17. The command handler aggregates the records before loading the data into snowflake table. The snowflake Replicat deletes the files on s3 after the data is loaded from s3 into snowflake table.
18. Check the SF.log within ./dirrpt directory to find whether data has been successfully loaded into snowflake .
INFO 2021-03-22 18:09:13.000246 [main] – File Writer Handler – finalizing flush.
INFO 2021-03-22 18:09:13.000247 [main] – No Event Handler wait is required for [PUBLIC.TCUSTMER].
WARN 2021-03-22 18:09:13.000255 [main] – Factory (UserExitDataSourceFactory, instance #1) had not finished initialization before shutdown.

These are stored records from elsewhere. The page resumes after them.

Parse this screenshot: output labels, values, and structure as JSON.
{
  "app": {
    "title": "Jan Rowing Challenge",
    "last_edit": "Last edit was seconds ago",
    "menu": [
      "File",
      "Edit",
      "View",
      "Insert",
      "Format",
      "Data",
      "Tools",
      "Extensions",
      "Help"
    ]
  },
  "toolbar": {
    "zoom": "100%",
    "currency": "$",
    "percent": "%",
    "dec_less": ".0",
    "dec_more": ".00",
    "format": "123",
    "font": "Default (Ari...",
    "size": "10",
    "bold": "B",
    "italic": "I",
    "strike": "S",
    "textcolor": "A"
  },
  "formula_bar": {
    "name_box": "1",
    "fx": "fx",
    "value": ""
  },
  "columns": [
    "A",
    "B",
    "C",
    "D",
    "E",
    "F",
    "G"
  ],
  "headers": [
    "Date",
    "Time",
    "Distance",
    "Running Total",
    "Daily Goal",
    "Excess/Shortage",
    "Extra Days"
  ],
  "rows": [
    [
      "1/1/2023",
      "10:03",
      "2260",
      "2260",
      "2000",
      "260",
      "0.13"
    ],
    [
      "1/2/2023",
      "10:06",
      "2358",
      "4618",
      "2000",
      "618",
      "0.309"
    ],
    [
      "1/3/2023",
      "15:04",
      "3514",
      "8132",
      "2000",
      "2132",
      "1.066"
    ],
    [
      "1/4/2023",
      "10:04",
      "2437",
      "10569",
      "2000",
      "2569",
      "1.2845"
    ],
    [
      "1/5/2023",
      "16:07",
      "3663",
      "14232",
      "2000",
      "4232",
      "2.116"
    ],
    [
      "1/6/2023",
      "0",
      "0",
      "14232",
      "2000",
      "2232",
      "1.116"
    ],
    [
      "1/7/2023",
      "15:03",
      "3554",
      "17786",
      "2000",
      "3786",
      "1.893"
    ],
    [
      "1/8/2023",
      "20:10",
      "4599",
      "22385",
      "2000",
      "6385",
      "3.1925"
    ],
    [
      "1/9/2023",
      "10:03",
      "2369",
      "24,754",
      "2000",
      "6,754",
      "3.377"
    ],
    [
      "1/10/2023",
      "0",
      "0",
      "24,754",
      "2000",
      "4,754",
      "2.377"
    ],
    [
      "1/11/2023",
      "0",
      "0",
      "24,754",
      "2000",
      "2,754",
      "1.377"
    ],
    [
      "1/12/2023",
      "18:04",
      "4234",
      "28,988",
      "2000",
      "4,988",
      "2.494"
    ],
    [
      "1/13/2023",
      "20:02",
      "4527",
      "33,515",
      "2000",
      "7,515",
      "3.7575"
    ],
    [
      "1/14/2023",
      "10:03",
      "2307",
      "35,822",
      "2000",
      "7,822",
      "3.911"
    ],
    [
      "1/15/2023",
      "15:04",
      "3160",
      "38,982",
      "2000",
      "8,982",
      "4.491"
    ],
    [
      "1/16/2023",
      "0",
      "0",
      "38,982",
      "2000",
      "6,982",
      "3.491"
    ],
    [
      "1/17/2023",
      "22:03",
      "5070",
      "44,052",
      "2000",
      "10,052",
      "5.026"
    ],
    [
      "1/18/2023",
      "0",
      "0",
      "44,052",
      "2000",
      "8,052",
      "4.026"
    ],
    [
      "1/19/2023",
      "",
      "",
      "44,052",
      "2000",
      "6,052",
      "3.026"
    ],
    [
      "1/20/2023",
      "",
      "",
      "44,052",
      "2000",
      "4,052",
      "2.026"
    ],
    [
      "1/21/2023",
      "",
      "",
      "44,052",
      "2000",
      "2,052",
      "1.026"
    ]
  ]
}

INFO 2021-03-22 18:09:13.000256 [main] – Merge statistics ********START*********************************
INFO 2021-03-22 18:09:13.000256 [main] – Number of update operations merged into an existing insert operation: [1]
INFO 2021-03-22 18:09:13.000256 [main] – Time spent aggregating operations : [7]
INFO 2021-03-22 18:09:13.000256 [main] – Time spent flushing aggregated operations : [84]
INFO 2021-03-22 18:09:13.000256 [main] – Merge statistics ********END***********************************
19. Execute the stats command to check the stats on the Replicat.

20. As you can see from the stats command output and within the SF.log,
Number of update operations merged into an existing insert operation: [1]
21. Now Check the rows in the target table on snowflake. So , GoldenGate for Big Data replicat has performed the merge operation for that one update operation i.e. merged the record from the staging table into the target table.